5.4M dot bicolor and tricolor OLED microdisplays for enhanced digital image fusion
The company will present a technical paper “A 5.4M dot OLED Microdisplay for Digital Night Vision and Image Fusion” at SPIE DSS in Baltimore, April 23 – 27. It will demonstrate two prototype 5.4M dot 0.61-inch diagonal OLED microdisplays in bicolor and tricolor. Digital image fusion, a process of combining video streams from multiple sensors into a single composite image, has important applications in thermal weapon sights, aviator night vision imaging systems and other emerging night sight and situational awareness equipment. Also, surgeons use image fusion systems to integrate and analyze preoperative images to plan and perform brain, spinal and other complex surgeries.
“MicroOLED’s bi- and tricolor OLED microdisplays broaden the performance attributes of our monochrome 5.4M pitch 0.61-inch diagonal microdisplay with a sub-pixel pitch of 4.7 microns by 4.7 microns operating at 0.2W, that we announced earlier this year. This megapixel pitch monochrome microdisplay was well received by professional camera and night vision system makers worldwide, so we are optimistic about the bicolor and tricolor 5.4M dot versions,” said Eric Marcellin-Dibon, CEO of MicroOLED. “In addition, with our quad pixel architecture, we have increasing flexibility to create new color filter arrangements. These will enable MicroOLED to develop new displays, which will further open up opportunities in the defense and medical markets.
The bicolor OLED microdisplays can merge a 4.0M pixel image from a night vision sensor with a 1.3M pixel image from a thermal sensor, and its 0.61 inch diagonal is directly compatible with existing systems. The tricolor version enables MicroOLED to merge up to three high resolution images or two images and a graphical overlay, with the following resolutions: a 2.6M pixel black and white image with a 1.3M pixel red image and a 1.3M pixel cyan image. They will provide system integrators and end-users all of the strengths of optical and digital image fusion systems with none of the trade-offs.
MicroOLED conserves energy in digital image fusion systems by merging the video input signals from multiple sensors directly in the microdisplay rather than the processor.

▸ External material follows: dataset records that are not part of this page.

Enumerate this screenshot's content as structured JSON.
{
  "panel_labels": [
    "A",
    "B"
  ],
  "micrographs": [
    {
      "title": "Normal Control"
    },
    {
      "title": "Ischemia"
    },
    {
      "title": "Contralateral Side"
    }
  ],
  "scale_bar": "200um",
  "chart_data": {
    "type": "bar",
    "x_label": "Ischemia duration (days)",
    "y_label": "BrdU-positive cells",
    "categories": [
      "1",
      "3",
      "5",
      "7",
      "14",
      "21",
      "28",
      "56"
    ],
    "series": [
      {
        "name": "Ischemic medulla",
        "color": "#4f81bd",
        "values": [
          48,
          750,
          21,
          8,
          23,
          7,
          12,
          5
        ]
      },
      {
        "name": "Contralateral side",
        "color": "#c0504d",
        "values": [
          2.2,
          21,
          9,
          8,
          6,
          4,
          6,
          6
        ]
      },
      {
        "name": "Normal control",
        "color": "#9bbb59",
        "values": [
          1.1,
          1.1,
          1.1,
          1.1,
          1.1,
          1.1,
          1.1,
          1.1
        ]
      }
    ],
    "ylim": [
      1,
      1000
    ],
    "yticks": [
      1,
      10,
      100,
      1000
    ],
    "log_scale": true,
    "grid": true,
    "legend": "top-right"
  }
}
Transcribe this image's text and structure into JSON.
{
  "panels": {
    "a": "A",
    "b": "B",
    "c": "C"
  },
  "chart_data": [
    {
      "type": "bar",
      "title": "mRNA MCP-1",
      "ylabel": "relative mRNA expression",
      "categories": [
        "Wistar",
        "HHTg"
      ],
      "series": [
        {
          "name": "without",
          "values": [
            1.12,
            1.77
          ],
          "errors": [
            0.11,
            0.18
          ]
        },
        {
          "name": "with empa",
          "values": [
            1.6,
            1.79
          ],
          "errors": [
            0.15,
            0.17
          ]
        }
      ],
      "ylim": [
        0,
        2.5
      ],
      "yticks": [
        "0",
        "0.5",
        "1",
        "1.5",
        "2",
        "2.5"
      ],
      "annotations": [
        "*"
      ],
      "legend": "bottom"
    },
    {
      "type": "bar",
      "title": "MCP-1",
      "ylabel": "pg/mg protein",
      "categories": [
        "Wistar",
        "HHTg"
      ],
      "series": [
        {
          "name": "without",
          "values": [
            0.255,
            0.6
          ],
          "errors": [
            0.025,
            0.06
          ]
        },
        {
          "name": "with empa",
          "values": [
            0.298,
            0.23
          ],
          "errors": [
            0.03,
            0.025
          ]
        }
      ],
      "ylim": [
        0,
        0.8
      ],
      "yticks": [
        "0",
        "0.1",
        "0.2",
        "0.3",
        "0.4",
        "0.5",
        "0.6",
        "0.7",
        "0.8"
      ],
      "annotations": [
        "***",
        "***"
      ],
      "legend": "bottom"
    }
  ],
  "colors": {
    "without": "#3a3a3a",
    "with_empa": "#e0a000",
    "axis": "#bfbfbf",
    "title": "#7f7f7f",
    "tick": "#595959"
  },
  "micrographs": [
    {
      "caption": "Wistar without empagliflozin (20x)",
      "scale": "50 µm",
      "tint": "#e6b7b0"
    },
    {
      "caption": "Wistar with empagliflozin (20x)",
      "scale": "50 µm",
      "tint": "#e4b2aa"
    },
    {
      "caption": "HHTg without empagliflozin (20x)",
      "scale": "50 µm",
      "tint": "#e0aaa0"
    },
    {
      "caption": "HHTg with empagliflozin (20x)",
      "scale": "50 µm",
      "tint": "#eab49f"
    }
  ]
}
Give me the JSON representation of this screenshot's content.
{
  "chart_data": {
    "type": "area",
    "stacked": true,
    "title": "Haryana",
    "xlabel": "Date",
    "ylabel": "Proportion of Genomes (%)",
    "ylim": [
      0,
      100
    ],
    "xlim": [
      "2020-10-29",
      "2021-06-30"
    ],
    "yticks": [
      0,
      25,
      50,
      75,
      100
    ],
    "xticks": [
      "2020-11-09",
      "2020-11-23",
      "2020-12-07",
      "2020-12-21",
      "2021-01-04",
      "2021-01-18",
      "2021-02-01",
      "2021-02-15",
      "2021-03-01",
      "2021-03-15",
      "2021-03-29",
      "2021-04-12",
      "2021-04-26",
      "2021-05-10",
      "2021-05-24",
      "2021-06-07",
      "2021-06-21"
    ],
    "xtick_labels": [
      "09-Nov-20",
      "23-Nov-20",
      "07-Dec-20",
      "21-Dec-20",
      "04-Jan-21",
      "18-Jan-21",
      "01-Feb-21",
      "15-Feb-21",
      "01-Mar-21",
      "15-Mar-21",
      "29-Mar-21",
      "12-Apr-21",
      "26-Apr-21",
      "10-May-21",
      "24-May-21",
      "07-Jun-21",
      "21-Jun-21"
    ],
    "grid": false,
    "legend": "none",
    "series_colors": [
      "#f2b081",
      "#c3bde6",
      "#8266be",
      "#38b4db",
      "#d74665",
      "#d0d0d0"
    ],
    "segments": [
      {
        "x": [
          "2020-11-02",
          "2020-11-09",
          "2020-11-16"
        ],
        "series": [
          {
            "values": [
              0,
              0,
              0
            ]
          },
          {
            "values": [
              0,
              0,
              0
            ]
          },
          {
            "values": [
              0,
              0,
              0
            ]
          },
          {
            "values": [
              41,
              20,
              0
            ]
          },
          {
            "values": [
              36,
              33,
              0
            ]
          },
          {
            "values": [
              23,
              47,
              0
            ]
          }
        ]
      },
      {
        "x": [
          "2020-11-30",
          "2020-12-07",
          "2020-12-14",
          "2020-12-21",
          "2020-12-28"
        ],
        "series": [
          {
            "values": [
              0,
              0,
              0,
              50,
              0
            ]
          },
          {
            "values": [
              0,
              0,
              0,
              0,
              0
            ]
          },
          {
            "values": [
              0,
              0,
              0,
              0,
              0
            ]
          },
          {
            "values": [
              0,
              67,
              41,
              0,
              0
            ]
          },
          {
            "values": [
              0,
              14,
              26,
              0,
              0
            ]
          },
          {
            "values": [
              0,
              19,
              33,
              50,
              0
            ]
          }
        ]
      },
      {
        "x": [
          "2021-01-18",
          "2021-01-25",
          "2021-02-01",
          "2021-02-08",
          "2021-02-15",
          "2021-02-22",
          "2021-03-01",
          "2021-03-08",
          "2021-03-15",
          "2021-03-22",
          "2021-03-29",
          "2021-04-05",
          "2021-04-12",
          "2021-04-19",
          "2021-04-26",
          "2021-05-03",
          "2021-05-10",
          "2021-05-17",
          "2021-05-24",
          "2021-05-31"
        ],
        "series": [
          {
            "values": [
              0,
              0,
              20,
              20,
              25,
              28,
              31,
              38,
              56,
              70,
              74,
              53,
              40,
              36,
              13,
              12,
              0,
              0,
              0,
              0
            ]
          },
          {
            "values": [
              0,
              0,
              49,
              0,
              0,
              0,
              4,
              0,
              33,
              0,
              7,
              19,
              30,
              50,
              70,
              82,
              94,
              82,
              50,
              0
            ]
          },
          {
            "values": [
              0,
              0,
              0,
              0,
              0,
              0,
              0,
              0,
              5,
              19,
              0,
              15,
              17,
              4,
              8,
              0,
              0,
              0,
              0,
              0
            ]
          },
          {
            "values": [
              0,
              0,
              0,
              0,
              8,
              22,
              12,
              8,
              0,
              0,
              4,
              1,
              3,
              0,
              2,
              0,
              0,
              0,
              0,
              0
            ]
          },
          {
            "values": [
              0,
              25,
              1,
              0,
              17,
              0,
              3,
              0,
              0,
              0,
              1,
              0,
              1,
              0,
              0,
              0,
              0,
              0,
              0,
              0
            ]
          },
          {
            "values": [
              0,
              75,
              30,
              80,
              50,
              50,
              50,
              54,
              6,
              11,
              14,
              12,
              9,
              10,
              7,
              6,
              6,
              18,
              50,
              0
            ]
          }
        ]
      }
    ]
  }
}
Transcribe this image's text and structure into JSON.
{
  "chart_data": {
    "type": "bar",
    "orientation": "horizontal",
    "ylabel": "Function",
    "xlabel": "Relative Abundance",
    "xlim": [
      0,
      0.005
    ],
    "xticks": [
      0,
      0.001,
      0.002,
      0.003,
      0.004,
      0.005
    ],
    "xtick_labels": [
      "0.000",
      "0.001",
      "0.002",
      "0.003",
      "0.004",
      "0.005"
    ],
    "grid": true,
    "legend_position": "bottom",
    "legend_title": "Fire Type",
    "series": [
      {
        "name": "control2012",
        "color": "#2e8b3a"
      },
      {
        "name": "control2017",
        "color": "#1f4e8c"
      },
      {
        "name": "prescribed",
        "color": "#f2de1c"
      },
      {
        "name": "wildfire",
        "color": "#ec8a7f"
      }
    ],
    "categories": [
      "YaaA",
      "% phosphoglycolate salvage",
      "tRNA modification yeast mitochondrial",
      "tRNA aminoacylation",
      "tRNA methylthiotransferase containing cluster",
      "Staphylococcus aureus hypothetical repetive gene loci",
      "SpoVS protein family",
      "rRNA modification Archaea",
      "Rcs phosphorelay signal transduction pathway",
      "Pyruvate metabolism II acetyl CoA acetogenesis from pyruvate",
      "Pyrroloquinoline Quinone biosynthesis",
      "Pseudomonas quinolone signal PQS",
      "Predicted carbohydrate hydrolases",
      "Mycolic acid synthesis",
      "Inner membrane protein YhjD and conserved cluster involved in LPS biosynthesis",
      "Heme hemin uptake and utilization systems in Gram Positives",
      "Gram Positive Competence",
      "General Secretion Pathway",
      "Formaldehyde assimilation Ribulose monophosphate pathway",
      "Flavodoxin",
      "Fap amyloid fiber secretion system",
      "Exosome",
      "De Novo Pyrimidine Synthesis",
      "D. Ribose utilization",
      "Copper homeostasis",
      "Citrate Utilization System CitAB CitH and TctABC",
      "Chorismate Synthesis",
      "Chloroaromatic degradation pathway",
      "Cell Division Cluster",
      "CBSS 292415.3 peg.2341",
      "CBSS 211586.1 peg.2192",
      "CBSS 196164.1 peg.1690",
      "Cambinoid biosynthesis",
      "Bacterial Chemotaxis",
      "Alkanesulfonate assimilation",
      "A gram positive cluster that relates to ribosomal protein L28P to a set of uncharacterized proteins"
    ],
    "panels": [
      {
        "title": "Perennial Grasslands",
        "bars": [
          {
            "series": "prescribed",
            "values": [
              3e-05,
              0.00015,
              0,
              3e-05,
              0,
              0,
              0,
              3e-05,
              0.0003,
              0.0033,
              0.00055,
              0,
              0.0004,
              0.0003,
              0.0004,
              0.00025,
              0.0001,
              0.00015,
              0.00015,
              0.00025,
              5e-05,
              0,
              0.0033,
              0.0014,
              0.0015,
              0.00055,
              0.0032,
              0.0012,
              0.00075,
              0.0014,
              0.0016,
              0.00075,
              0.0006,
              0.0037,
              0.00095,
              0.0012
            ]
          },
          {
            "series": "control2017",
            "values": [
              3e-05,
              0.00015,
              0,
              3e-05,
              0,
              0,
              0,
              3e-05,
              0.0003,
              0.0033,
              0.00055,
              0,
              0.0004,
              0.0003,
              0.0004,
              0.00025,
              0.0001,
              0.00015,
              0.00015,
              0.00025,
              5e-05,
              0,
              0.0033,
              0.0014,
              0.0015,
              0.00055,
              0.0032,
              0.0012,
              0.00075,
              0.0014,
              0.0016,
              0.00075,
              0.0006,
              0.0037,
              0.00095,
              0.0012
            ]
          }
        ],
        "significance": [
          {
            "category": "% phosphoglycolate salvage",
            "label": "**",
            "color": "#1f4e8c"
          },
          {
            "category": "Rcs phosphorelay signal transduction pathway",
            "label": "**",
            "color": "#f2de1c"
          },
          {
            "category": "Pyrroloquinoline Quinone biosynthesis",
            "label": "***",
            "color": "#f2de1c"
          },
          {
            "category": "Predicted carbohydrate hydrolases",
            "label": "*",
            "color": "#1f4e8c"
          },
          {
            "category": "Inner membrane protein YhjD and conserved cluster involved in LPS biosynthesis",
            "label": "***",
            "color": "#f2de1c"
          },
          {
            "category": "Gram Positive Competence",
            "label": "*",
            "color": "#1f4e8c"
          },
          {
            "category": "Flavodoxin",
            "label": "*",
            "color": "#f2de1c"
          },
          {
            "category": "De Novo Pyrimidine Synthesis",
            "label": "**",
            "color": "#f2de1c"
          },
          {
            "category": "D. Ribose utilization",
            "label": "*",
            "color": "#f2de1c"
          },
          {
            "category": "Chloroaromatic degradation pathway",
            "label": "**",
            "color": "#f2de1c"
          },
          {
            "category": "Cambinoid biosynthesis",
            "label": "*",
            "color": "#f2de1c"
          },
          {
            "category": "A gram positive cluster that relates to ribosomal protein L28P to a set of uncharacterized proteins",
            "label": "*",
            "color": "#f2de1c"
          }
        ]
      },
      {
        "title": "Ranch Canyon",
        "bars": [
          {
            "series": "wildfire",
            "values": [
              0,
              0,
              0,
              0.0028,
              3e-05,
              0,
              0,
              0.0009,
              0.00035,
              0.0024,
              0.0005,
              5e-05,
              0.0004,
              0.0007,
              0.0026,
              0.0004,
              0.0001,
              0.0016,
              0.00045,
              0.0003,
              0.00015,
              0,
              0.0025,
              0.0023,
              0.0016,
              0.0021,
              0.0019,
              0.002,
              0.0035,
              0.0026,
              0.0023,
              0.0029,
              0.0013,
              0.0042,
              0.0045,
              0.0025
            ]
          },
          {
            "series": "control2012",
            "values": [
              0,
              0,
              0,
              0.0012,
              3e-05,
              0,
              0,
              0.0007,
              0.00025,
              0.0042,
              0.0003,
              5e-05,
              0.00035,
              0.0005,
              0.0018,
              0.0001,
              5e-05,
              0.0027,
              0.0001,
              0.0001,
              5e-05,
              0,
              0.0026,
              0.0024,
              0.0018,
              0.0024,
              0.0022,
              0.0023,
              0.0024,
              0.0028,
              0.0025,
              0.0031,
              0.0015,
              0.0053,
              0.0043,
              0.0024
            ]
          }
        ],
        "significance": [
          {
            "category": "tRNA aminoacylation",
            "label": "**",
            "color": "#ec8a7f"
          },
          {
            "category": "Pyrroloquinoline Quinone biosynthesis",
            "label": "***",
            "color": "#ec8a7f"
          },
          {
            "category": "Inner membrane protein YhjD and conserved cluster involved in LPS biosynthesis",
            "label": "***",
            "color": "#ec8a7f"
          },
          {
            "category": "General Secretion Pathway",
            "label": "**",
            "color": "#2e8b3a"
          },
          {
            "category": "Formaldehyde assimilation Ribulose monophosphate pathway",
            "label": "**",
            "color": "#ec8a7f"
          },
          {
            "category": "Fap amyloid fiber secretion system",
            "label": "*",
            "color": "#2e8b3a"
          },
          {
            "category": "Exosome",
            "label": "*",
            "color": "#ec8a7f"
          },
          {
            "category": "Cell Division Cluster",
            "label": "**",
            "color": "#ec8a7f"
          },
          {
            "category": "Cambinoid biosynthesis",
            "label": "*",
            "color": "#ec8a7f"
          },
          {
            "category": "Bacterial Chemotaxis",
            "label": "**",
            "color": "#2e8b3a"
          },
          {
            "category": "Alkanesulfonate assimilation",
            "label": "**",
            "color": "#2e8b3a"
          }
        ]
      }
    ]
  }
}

Also, as the sub-pixels in the quad-pixel architecture are square, the same shape as pixels used in night vision and thermal sensors, each sub-pixel can be used as a full pixel. This is unlike the stripe pixel architecture where one needs to use the full color triplet for each pixel.
The strength of optical image fusion is that it can combine images originating from tube intensifiers with a high resolution (up to 2000 pixels) and thermal sensors (up to 1280×1024 pixels) with a fraction of energy, but at the expense of producing a lower quality composite image. The strength of digital image fusion is that it can record, compress and transmit data, as well as improve the quality of the composite image by adjusting visual parameters. However, it draws more heavily on energy. Current models have a limited image resolution of approximately 1000 line maximum. For existing models to process images at a higher resolution would require not only increasing the power consumption, but possibly enlarging the display, as well as other system optics, which run counter to the military market trend in Swap (Size, Weight and Power) reductions.